Beijing just announced that it was providing $15 billion in seed money for the country’s leading auto and battery companies to create an electric car industry, starting in 20 pilot cities. In essence, China Inc. just named its dream team of 16-state-owned enterprises to move China off oil and into the next industrial growth engine: electric cars.
And the U.S. moonshot?
Not to worry. America today also has its own multibillion-dollar, 25-year-horizon, game-changing moon shot: fixing Afghanistan.
Ouch.
Friedman may have been spectacularly wrong about Iraq, but he hits the mark with this editorial. He is really just saying what should already be obvious. The signs of climate change are all around us.
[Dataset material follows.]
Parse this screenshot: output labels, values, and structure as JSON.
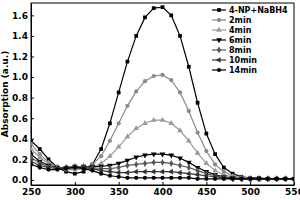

Getting off oil will reduce emissions from the transportation sector, the largest source for greenhouse gas emissions in our country. We have been hearing about Peak Oil for some time and most analysts predict that gas prices at the pump will start to skyrocket by the end of this decade, with devastating economic consequences. We have also been hearing about China's investment in clean energy technology as their economic growth engine for the future.
Our climate, energy, and economic policies seem to be dictated by the oil, gas, and coal companies. Our Tea Party Republican brethren even let the oil companies write their pledge points on energy, which is basically more of the same. Conservatives are intent upon maintaining the status quo until we are no longer an economic power. Unfortunately, the Democrats have been far too timid in pursing clean energy and driving down demand for dirty energy with carbon pricing.
Europe is using $7-a-gallon gasoline to stimulate the market for electric cars; China is using $5-a-gallon and naming electric cars as one of the industrial pillars for its five-year growth plan. And America? President Obama has directed stimulus money at electric cars, but he is unwilling to do the one thing that would create the sustained consumer pull required to grow an electric car industry here: raise taxes on gasoline. Price matters. Sure, the Moore’s Law of electric cars — “the cost per mile of the electric car battery will be cut in half every 18 months” — will steadily drive the cost down, says Agassi, but only once we get scale production going. U.S. companies can do that on their own or in collaboration with Chinese ones. But God save us if we don’t do it at all.
Even if climate change were not a consideration, inaction or ineffective action on creating the infrastructure for electric cars and limiting the economic impact of escalating oil prices is foolhardy and inexcusable.
The backbone of the modern U.S. economy was locally made cars powered by locally produced oil. It started us on a huge growth spurt. In recent decades, though, that industry was supplanted by foreign-made cars run on foreign oil, so “now every time we buy a car we’re exporting $15,000 of capital, paying for it with borrowed money and running it on foreign energy sources,” says Czinger. “We’ve gone from autos being a middle-class-making-machine to a middle-class-destroying-machine.” A U.S. electric car/battery industry would reverse that.
It is not rocket science. It does not take a Ph.D. and Nobel Prize in economics to figure out. We are falling behind. Our political leadership has been corrupted by money from Big Oil or lacks the courage to speak out forcefully.
I give Obama credit for taking some steps to promote research and development in the electric car technology, but he cannot do it alone. I cannot help but ask why Republicans are able to promote tax cuts, corporate deregulation, and climate change denial in lockstep, but Democrats don't promote clean energy and related infrastructure with the same fervor and messaging discipline. We tried, but failed on clean energy and climate change (shrug, shrug) is not likely to win friends and influence enemies.
However, if only China puts the gasoline prices and infrastructure in place, the industry will gravitate there. It will be a moon shot for them, a hobby for us, and you’ll import your new electric car from China just like you’re now importing your oil from Saudi Arabia.
In other words, we're screwed and deserve to be if we let Big Oil con us into letting the world pass us by. At least we have nation-building in Afghanistan to keep us busy. It does simplify job training for future generations of Americans. "Would you like fries with that?"